Madrid (AFP) - Mexican telecoms magnate Carlos Slim, the world's second-richest man, will invest 650 million ($800 million) euros to become the main shareholder in Spain's big but debt-laden builder FCC, the company said Thursday.

Under the deal Slim will hold a 25.64 percent stake in the company, one of Spain's largest employers, while the just over 50 percent controlling stake of the firm's current top shareholder, Esther Koplowitz, will be reduced to 24.42, FCC said in a statement.

FCC said it will sell the shares as part of a one billion euro ($1.25 billion) capital increase, carried out to reduce debt.

"With the funds attained through the capital increase, FCC will bolster its equity situation, reduce its debt and improve its results by substantially reducing its financial burdens," the company said in a statement.

Koplowitz, who inherited FCC from her father, a German immigrant who built a construction empire following Spain's 1936-1939 Civil War, had been in exclusive talks with billionaire investor George Soros but the talks broke down over the weekend.

Soros became a shareholder of FCC in January after acquiring about four percent of the struggling group.

Late last year Microsoft chairman Bill Gates, the world's richest man, paid just under 110 million euros for a 5.7 percent stake in the firm, which employs 80,000 people in 56 countries.

Slim, who owns minority stakes in Saks Fifth Avenue and The New York Times, will invest 150 million euros to pay Koplowitz for the rights to subscribe to the offer and buy new FCC shares.

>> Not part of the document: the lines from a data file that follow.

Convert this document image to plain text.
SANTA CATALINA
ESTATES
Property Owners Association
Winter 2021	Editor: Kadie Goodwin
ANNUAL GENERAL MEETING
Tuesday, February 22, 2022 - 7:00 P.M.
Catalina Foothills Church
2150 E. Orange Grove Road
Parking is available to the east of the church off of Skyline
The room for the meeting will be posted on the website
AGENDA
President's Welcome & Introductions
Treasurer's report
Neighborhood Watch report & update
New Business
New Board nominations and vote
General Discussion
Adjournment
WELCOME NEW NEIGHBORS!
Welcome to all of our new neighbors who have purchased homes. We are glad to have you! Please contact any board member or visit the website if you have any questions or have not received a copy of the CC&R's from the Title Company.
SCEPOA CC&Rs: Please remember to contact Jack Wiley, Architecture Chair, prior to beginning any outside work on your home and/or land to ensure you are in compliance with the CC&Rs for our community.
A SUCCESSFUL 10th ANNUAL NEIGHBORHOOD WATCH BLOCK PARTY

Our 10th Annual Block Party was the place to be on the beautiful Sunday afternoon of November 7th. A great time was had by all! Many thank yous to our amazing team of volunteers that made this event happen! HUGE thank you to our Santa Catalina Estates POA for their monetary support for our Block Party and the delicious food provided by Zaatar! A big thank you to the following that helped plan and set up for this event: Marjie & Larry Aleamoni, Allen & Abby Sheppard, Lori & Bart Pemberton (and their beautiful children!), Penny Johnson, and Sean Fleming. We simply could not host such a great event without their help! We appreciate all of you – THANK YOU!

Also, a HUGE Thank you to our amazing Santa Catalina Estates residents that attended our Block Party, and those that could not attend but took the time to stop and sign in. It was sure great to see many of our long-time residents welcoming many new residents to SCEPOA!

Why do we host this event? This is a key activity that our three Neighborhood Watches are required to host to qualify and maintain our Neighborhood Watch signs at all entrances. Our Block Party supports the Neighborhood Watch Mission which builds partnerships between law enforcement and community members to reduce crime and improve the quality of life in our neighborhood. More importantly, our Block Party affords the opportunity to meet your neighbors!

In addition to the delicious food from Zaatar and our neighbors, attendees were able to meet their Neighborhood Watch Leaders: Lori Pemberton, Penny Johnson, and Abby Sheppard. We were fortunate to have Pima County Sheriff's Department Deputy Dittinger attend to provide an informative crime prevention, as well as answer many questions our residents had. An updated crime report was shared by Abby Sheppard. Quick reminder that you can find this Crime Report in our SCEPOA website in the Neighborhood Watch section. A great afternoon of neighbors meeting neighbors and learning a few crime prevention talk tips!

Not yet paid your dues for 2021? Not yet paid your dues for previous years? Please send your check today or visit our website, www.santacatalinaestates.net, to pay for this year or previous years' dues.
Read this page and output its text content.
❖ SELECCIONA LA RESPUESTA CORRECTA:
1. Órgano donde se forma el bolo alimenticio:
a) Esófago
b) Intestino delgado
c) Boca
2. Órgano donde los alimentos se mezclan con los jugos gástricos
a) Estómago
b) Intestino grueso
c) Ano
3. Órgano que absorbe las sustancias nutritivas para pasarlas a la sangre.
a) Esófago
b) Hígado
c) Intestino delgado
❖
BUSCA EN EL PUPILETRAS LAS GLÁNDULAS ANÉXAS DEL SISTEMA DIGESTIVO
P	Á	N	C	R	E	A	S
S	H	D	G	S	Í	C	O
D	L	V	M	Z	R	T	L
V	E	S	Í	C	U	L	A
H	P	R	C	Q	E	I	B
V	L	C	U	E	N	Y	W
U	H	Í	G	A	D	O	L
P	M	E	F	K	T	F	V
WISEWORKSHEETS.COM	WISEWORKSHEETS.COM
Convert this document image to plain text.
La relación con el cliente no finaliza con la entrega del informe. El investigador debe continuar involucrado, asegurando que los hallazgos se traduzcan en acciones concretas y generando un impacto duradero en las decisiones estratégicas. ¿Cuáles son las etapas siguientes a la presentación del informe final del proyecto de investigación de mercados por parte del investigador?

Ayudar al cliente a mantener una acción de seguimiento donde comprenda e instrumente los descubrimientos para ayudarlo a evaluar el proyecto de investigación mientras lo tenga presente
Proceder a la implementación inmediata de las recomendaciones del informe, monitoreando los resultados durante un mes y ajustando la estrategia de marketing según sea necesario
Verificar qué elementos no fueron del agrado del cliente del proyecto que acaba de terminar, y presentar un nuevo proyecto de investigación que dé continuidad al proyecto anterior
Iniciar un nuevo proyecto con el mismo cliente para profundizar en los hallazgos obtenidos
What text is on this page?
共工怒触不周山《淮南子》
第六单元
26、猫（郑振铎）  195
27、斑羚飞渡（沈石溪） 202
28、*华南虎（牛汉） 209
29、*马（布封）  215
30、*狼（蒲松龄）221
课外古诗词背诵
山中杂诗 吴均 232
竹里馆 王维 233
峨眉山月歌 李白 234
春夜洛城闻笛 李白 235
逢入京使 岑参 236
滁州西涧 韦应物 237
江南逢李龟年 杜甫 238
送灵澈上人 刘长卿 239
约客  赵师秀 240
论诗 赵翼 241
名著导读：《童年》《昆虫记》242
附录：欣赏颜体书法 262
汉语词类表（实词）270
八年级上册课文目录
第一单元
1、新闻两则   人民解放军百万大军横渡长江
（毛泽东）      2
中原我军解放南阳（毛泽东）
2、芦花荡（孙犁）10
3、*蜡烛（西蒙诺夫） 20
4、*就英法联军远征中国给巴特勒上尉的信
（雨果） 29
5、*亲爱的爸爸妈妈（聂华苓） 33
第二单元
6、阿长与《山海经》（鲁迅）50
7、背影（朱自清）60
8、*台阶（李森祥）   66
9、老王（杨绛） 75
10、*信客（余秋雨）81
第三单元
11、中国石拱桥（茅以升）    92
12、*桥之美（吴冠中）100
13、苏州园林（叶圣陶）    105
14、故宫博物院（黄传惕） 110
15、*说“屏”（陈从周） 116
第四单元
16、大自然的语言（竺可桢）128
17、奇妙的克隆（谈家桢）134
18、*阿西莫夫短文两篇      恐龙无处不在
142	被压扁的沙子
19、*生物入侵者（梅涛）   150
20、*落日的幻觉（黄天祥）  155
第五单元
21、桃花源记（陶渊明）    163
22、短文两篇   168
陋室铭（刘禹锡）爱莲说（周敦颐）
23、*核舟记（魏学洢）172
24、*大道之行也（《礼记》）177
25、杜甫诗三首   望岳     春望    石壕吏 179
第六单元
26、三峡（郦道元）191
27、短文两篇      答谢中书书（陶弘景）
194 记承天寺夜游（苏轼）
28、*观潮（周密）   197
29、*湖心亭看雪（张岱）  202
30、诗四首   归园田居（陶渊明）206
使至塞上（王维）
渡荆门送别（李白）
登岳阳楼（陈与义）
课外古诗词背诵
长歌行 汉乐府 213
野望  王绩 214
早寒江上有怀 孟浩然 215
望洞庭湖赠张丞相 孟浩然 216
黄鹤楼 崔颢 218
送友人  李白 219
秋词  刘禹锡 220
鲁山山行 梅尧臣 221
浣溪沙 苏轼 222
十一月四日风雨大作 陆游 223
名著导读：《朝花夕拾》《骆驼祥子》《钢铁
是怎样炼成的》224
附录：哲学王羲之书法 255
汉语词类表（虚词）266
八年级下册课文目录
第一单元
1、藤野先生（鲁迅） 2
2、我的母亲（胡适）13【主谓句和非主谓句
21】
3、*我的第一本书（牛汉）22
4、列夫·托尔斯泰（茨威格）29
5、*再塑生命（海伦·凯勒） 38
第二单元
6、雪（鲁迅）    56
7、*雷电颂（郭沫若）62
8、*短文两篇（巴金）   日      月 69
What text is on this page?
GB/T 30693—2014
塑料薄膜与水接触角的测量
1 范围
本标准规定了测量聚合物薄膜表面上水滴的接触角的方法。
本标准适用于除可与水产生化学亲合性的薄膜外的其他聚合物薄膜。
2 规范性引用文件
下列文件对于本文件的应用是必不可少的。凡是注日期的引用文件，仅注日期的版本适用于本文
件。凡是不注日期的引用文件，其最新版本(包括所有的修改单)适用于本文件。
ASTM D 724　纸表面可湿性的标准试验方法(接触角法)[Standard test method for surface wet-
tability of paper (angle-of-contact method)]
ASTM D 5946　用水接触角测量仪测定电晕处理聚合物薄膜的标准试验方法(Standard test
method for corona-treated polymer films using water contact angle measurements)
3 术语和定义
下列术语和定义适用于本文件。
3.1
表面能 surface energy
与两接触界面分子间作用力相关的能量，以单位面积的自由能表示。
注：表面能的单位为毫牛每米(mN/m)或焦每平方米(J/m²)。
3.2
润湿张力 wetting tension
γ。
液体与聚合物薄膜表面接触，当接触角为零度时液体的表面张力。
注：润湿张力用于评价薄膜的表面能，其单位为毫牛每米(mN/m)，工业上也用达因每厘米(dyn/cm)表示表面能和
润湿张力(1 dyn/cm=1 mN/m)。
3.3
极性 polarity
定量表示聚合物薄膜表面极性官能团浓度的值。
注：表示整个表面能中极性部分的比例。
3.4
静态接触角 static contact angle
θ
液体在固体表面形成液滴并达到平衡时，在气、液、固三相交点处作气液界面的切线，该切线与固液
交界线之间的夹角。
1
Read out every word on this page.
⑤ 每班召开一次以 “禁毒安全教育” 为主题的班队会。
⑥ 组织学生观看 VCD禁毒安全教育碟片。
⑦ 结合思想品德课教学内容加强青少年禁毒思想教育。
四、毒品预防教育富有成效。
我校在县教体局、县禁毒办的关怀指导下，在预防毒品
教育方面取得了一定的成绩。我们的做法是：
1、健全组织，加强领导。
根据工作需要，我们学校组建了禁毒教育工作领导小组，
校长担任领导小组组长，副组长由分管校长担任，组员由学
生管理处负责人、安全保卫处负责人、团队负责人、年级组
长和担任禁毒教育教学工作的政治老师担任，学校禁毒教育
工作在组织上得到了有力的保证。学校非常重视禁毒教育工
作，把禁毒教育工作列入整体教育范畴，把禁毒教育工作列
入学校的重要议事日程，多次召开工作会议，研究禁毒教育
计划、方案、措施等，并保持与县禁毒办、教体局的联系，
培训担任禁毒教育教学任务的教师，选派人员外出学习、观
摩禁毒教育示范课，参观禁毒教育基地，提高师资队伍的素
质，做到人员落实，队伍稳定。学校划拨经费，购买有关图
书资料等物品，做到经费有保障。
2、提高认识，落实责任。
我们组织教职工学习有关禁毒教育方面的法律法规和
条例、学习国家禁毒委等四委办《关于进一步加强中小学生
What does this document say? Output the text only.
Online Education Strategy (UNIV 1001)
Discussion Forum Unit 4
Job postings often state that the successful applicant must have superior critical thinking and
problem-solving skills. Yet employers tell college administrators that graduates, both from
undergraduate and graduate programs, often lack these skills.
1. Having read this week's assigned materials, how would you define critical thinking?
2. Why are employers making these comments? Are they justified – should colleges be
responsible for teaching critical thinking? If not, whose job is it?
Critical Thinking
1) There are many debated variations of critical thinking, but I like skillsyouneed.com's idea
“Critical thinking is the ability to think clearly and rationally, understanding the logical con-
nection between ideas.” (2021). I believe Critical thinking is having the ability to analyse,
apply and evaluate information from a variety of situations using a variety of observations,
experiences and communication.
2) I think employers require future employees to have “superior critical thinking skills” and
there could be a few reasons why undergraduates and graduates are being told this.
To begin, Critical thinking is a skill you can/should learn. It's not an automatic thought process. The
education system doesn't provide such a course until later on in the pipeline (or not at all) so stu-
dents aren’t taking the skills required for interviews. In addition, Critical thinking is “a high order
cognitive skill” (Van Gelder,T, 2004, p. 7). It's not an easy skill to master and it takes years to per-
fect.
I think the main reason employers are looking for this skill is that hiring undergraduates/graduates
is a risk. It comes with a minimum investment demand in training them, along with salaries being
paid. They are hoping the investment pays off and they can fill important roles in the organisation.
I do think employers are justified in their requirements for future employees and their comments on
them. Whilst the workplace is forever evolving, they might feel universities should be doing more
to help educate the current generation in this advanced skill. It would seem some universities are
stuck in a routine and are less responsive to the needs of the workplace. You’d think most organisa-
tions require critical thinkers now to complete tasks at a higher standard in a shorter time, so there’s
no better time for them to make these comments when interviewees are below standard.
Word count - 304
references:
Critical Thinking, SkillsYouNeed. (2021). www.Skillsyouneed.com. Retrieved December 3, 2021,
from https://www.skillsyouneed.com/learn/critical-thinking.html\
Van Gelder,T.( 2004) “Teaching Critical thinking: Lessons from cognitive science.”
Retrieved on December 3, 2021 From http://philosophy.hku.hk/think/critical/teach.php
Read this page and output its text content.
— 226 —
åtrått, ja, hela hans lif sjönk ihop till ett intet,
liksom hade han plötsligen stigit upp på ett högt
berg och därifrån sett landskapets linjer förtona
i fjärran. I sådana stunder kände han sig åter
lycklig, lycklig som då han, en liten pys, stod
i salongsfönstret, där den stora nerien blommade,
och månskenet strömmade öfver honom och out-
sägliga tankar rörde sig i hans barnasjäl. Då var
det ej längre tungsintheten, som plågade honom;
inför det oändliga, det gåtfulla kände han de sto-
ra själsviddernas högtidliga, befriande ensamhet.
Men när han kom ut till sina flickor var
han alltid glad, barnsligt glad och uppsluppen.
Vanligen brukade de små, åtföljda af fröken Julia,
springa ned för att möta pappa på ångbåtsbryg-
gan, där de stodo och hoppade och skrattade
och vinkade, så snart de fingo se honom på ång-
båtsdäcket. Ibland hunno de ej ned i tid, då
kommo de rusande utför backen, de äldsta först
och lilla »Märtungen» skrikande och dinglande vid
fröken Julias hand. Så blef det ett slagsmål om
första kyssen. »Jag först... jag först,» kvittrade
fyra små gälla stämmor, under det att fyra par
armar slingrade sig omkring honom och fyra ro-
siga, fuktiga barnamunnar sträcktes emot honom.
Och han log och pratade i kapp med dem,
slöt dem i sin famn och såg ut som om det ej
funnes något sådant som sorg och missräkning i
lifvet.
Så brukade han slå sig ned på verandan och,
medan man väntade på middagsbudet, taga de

He will buy the new shares at an average price of around 9.75 euros each, including the rights, a deep discount from their closing price of 15.30 euros on Wednesday.

Under the terms of the deal Slim and Koplowitz will each appoint four members to FCC's 12-member board and they have agreed not to sell 85 percent of their shares for a minimum of four years.

A property boom lasting a decade had driven the construction company to invest heavily, but the market collapsed in 2008, leaving it with staggering debt which amounted to 6.43 billion euros at the end of September 2014.

The company has sought to diversify its business into sectors other than construction and now gets most of its earnings from environmental services such as waste management.

FCC posted a loss of 788.3 million euros in the first nine months of the year. A consortium led by the company in March won a contract worth 3.9 billion euros to build and operate part of the underground train network in Lima, Peru.

Last year it won a 6.07-billion-euro project to build three metro lines in Riyadh. Among its other worldwide projects, FCC is rebuilding the historic 1960s Gerald Desmond bridge in Los Angeles and a metro in Panama, the first in Central America.

Slim has a fortune worth 79.7 billion dollars, making him the world's second-richest man after Gates, according to a ranking by Forbes magazine.

His America Movil has telecom operations in 18 countries in the Americas -- including prepaid wireless firm TracFone in the U.S. -- and 265 million mobile phone customers.

Slim also has his fingers in the retail, industrial and financial sectors in Mexico through controlling interests in industrial conglomerate Grupo Carso and financial firm Grupo Financiero Inbursa.